El término filogenia, en esta obra, alude a la evolución del corazón a los largo de las especies. Si bien en la actualidad no existen representantes reales de la evolución, se estudian sucesivamente: peces, anfibios, reptiles, aves y mamíferos. El objetivo es interpretar como se pasa de un corazón tubular único y dos bombas trabajando en serie. Si bien existen argumentos, al menos conflictivos, se puede concluir que la embriología sigue a la filogenia.
Existe acuerdo general que la vida sobre la tierra comenzó en el agua. Los primeros organismos oligocelulares, aunque con una capacidad de evolución infinita, eran de una simplicidad tal que meramente eran "bañados" por su fluido interno y eso era suficiente para satisfacer sus necesidades metabólicas. Este líquido varía según los diferentes tipos de invertebrados. El tipo de circulación más simple en aquellos seres era el sistema abierto, el en cual la bomba que representaba su corazón enviaba el fluido por vasos hacia los tejidos la cual regresaba por conductos no sistematizados. Sin embargo, como gran parte de estos especímenes eran celomados (poseían cavidades), tenían un sistema de vasos cerrado que lograban hacerlos circular, sea por la sola movilidad corporal como algunos nematodos actuales (gusanos cilíndricos), sea por la contracción rítmica de sus vasos, como los gusanos anélidos de la actualidad.
Con el aumento del tamaño corporal, algunos sectores del sistema vascular evolucionaron hacia un tubo sacular. Una constante en casi todos los vertebrados es un doble sistema arterial: uno dorsal y el otro ventral. Casi invariablemente el tubo cardíaco evoluciona en el sector ventro craneal y la dirección de la circulación es de la cola a la cabeza (caudo-cefálica), donde la sangre regresa del cuerpo a una cavidad (seno venoso-aurícula) y pasa a otra
muscular (ventrículo), que la impulsa por un tronco de salida hacia un sistema de oxigenación, el mas primitivo de los cuales son las branquias.

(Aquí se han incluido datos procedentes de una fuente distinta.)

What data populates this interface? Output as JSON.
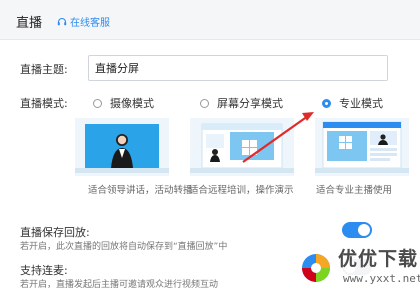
{
  "header": {
    "title": "直播",
    "support": "在线客服"
  },
  "topic": {
    "label": "直播主题:",
    "value": "直播分屏"
  },
  "mode": {
    "label": "直播模式:",
    "options": [
      {
        "label": "摄像模式",
        "caption": "适合领导讲话，活动转播",
        "selected": false
      },
      {
        "label": "屏幕分享模式",
        "caption": "适合远程培训，操作演示",
        "selected": false
      },
      {
        "label": "专业模式",
        "caption": "适合专业主播使用",
        "selected": true
      }
    ]
  },
  "save_replay": {
    "title": "直播保存回放:",
    "desc": "若开启，此次直播的回放将自动保存到“直播回放”中",
    "enabled": true
  },
  "co_stream": {
    "title": "支持连麦:",
    "desc": "若开启，直播发起后主播可邀请观众进行视频互动",
    "enabled": false
  },
  "watermark": {
    "text": "优优下载",
    "url": "www.yxxt.net"
  },
  "colors": {
    "accent": "#2d8cf0",
    "arrow": "#e02b2b"
  }
}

Pero, ¿cuál fue el evento crítico que refleja la utilidad de la compleja tabicación y división del corazón desde un tubo único (con algunas funciones específicas que ya veremos) hasta el órgano exquisitamente desarrollado que estudiamos en el “homo” adulto? Sin dudas ha sido el paso a la tierra y el desarrollo de la respiración pulmonar. Esta adaptación se cree que ocurrió en el período Devónico de la Era Paleozoica (un periodo que comprende 50 o 60 millones de años) hace 300 millones de años.
Entonces, siguiendo la evolución, se estudiarán sucesivamente, casi como ascendiendo en la escala zoológica, algunos peces (el mejor ejemplo por su antigüedad es el tiburón), los anfibios (las ranas) y los mamíferos tanto antiguos como actuales.
Si bien el actor principal de esta obra es el corazón, en este momento es necesario hacer algunas consideraciones previas en relación a la evolución del sistema arterial. Esto se debe a que la presencia de las branquias forma parte de un sistema circulatorio único y no doble como se verá más adelante.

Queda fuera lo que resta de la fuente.